Et l’on peut donc se poser la question : l’écrivain est-il égoïste de mener la vie qu’il mène ?
Je pense que l’inconnue de Lettre d’une inconnue ne se réfère pas qu’à cette fillette qui a grandie éperdument amoureuse de l’écrivain et s’est sentie humiliée par son indifférence.
Toutes les femmes qui couchent avec cet homme sont cette petite fille qui n’est que l’incarnation de la dynamique archétypale en jeu.
L’écrivain est un homme populaire auprès des femmes. Il n’y a pas de doute qu’il sait toucher chez elles une dimension qui le rend, non pas irrésistible, mais parfaitement éligible à quelques rendez-vous et ébats sous la couette.
Il est normal que certains hommes soient plus populaires que d’autres. Tout d’abord parce que tous les hommes n’ont pas la même valeur, la même qualité. Aussi parce que tous ne savent pas se rendre nécessairement compatibles, ne comprennent pas comment interagir avec les femmes. Enfin, parce qu’une personne exceptionnelle pourra rencontrer des difficultés à se rendre accessible à des personnes plus simples, plus communes et sera donc inexorablement moins populaire.
Peu importe, la popularité tient à beaucoup de choses et la particularité de notre écrivain est qu’il semble cocher toutes les cases pour plaire aux femmes.
Ce qu’il ne comprend pas cependant, c’est que l’attirance qu’il inspire est profonde. Les femmes qu’il ramène chez lui sont toutes consentantes et ne se font probablement pas d’illusion sur la tournure que prendra l’histoire cependant, en réalité, il les blesse, il les humilie, il les déçoit -comme notre autrice- sans qu’elles n’osent l’admettre.

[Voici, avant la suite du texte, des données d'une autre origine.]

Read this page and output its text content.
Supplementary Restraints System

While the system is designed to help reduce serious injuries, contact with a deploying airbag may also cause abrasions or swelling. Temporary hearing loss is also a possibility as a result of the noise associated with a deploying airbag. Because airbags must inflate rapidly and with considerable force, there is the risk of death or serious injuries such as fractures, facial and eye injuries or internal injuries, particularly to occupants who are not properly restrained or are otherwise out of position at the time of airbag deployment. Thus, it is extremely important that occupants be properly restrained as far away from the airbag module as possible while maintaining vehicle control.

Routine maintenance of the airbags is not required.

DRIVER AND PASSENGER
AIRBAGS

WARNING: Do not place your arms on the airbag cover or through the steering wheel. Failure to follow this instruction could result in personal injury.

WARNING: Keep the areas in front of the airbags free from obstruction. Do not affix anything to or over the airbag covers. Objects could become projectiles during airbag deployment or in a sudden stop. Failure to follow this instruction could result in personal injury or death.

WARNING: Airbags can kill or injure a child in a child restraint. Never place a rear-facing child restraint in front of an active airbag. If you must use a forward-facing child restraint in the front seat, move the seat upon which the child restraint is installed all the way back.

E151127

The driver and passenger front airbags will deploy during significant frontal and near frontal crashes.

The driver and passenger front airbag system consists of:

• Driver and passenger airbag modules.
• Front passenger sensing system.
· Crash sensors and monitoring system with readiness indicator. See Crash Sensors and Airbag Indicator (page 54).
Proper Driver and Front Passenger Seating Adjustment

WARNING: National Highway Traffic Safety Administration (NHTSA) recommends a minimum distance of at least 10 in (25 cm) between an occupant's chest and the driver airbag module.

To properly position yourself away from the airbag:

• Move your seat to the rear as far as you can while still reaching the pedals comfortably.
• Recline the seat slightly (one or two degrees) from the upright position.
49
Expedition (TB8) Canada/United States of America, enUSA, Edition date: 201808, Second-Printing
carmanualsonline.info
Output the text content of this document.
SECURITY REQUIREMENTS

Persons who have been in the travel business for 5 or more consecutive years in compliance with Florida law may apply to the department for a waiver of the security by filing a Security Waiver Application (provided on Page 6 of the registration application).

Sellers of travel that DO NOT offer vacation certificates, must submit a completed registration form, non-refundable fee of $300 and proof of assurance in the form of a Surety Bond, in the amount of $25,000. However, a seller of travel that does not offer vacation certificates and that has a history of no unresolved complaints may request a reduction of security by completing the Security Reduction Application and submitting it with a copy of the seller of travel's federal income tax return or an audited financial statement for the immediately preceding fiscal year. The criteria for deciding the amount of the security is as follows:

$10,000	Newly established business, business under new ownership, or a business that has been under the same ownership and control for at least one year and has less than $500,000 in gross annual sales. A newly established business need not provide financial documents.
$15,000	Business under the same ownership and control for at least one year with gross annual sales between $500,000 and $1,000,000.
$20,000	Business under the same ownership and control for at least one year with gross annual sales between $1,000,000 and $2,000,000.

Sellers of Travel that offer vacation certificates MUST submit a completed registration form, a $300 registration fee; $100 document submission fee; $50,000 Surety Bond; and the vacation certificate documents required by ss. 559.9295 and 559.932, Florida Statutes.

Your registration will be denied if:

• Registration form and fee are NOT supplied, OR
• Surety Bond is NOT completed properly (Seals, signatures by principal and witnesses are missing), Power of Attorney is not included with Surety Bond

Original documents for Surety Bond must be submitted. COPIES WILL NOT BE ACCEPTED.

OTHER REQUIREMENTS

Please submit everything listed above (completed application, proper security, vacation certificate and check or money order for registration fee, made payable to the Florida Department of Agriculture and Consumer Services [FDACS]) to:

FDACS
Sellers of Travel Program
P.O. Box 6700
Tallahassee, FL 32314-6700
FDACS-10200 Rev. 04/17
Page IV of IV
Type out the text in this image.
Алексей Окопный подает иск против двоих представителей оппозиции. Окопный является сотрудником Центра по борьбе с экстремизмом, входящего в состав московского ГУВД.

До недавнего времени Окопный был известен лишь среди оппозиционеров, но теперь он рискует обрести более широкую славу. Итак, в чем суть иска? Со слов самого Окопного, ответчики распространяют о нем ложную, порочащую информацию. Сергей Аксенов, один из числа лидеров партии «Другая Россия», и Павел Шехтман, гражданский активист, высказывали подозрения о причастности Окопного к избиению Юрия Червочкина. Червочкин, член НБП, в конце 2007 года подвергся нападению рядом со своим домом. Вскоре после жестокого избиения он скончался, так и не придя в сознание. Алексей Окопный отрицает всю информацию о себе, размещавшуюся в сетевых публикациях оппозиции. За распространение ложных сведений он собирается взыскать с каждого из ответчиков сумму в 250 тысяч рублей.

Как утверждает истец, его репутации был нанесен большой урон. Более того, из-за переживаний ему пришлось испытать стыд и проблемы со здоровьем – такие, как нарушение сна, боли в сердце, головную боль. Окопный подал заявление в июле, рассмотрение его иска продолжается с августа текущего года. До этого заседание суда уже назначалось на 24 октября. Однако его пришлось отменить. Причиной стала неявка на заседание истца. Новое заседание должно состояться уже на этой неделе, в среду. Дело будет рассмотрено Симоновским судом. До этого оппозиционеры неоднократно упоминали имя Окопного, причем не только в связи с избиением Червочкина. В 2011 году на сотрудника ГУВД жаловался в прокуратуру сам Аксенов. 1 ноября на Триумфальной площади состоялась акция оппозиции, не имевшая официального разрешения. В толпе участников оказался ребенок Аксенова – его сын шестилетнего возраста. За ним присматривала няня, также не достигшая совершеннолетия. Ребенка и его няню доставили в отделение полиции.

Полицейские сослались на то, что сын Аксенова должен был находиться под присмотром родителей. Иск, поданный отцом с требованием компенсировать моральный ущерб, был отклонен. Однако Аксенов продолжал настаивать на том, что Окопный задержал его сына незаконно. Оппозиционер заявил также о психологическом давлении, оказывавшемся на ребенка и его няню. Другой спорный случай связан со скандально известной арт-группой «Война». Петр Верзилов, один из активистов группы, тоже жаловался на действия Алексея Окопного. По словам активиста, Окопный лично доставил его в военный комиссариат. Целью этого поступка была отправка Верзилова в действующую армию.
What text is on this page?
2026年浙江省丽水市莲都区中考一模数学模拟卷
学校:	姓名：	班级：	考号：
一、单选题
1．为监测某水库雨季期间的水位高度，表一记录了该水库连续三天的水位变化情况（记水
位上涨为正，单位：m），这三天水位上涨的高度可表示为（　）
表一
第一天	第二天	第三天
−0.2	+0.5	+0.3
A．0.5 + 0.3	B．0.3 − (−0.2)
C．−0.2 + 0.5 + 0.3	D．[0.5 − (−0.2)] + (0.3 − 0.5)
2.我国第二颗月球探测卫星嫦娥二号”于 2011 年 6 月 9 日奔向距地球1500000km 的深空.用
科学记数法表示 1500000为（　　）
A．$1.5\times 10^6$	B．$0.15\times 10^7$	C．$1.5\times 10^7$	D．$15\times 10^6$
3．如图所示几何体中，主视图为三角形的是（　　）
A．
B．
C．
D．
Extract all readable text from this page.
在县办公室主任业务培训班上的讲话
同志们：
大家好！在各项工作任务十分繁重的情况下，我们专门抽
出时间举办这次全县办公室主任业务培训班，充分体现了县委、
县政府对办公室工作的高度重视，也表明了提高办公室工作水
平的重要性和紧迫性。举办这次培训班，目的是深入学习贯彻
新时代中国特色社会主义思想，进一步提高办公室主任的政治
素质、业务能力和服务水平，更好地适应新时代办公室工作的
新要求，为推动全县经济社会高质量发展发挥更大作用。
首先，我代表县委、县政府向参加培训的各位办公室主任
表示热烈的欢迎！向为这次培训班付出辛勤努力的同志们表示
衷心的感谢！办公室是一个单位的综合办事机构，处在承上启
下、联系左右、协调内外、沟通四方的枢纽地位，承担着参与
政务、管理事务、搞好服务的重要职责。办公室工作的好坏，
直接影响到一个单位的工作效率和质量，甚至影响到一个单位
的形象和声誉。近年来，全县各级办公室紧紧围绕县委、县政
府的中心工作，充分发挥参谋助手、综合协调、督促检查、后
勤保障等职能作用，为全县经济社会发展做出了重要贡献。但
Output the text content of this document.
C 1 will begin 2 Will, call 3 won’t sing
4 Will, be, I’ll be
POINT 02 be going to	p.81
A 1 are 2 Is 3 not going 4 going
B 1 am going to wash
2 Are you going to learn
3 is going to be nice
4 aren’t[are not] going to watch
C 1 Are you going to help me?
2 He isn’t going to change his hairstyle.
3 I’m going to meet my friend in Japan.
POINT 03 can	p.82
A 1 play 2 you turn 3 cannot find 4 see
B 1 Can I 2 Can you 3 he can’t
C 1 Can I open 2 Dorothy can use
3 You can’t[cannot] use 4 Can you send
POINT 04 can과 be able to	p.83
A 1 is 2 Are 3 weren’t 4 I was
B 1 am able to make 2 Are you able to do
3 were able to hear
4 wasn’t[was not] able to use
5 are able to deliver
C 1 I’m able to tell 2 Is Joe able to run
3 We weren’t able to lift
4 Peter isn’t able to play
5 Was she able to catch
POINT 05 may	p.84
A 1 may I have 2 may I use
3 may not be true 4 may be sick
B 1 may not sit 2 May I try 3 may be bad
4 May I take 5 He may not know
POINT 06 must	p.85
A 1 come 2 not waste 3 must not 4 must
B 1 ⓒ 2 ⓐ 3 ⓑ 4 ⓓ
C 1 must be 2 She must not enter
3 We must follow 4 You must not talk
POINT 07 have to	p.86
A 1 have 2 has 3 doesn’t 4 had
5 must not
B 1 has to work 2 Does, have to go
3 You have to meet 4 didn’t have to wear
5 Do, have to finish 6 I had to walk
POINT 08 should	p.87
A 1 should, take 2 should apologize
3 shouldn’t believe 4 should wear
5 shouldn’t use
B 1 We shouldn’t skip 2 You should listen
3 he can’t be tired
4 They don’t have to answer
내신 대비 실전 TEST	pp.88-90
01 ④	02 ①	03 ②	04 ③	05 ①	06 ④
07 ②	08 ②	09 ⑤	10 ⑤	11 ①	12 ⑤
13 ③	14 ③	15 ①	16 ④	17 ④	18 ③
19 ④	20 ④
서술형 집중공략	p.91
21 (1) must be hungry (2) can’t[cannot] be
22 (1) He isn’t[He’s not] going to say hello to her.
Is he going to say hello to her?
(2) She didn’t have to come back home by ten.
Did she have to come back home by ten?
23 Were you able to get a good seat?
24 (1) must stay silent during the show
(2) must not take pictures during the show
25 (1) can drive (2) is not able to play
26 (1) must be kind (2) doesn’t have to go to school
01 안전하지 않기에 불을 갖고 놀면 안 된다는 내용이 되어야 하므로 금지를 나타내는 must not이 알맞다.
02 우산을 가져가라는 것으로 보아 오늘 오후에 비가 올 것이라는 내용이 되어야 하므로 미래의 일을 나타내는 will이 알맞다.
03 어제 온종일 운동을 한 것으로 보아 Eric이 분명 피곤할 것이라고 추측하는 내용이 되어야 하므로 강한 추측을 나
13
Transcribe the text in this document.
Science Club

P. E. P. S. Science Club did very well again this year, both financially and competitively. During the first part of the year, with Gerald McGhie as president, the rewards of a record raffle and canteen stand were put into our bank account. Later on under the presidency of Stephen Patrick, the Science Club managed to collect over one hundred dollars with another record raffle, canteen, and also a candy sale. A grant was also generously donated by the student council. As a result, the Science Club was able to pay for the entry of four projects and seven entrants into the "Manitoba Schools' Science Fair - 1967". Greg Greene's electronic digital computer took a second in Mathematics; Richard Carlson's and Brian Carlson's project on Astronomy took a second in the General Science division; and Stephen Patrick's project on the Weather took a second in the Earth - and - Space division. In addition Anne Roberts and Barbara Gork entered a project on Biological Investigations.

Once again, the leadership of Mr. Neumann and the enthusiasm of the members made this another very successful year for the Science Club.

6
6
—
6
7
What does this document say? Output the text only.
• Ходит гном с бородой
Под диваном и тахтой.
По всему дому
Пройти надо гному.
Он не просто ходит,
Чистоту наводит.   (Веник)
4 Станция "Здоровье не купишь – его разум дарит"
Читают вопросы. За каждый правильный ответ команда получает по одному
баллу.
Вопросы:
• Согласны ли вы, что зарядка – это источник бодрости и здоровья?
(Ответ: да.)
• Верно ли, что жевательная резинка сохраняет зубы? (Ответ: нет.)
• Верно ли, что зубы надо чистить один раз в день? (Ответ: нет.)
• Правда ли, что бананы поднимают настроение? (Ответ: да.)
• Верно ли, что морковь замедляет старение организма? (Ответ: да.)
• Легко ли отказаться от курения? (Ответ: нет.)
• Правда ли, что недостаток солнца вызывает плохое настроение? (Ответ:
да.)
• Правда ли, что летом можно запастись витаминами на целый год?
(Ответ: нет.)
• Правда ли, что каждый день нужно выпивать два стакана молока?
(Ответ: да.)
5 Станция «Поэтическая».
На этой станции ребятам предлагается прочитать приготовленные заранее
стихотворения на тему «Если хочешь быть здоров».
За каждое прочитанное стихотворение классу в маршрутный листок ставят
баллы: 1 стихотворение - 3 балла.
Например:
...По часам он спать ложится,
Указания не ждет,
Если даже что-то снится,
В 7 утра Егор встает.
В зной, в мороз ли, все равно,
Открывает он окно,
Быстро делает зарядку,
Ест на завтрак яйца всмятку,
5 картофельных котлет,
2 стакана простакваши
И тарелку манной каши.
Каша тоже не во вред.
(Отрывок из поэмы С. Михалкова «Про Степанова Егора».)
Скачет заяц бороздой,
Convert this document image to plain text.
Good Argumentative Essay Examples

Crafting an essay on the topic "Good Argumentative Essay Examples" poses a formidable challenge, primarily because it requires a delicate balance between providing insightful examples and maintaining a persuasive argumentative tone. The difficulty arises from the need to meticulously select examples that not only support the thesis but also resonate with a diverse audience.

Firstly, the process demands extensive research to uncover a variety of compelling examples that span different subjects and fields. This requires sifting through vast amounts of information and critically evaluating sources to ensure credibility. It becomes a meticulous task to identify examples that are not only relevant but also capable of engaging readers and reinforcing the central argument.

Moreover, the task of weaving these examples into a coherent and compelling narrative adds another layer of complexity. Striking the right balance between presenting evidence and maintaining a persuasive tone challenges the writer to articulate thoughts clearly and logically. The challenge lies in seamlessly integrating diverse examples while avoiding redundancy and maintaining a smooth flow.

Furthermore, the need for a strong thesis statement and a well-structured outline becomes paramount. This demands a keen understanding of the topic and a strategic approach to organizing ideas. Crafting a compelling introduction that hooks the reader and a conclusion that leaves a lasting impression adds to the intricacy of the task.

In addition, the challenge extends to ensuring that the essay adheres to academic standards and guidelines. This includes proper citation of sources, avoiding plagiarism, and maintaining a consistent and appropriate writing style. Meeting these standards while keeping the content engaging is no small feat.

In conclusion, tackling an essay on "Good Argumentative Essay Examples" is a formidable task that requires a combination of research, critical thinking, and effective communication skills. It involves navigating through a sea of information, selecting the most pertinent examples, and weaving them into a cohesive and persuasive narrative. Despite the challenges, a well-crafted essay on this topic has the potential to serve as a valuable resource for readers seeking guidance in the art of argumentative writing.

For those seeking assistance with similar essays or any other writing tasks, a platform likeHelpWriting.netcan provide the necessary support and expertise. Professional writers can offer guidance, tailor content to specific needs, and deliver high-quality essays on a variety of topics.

Je pense que derrière l’histoire de Lettre d’une inconnue, il y a l’idée que les femmes ne s’offrent jamais sexuellement sans offrir une part d’elles-même qui sera blessée lorsqu’elles constateront qu’effectivement, l’homme ne demandait pas plus que quelques rendez-vous et une nuit de passion.
Cette vision de la femme adulte, mature, à la sexualité légère et sans implication est une illusion, elle repose sur l’idée que cette femme n’a jamais été une petite fille, qu’une femme n’est rien d’autre que sa dimension sexuée.
Qu’il reste célibataire ou se mette en couple, l’homme qui perçoit les femmes ainsi ne comprendra jamais ses compagnes et leur infligera une douleur sourde cruelle.
L’homme qui traite la sexualité comme le fait celui du roman, se conduit comme si la reconnaissance la plus totale qu’il puisse offrir à une femme, c’est de coucher avec elle. Pourtant, nécessairement, pour les emmener dans son lit, il doit les séduire, il doit les atteindre, il doit leur faire sentir qu’il les apprécie, qu’il les comprend en tant qu’individu, en tant que petite fille devenue adulte. Et lorsqu’il ne leur offre que le sexe, il nie une part d’elles-même qui représente en réalité la majeure partie de leur être.
C’est ce qu’explique indirectement notre inconnue dans sa lettre. Le fait que l’homme ne la reconnaisse pas l’a amenée à détruire tout dans sa vie pour lui démontrer qu’il y avait plus important. Elle est devenue une prostituée, elle a eu nombre de prétendants, riches, beaux, éperdument amoureux d’elle qu’elle a rejeté, elle a eu un fils magnifique qui est mort d’une fièvre. Elle a sacrifié tout ce qu’une femme peut désirer au nom du fait que son voisin de pallier ne l’a pas reconnue à ses 18 ans. Rien n’était plus important que ça.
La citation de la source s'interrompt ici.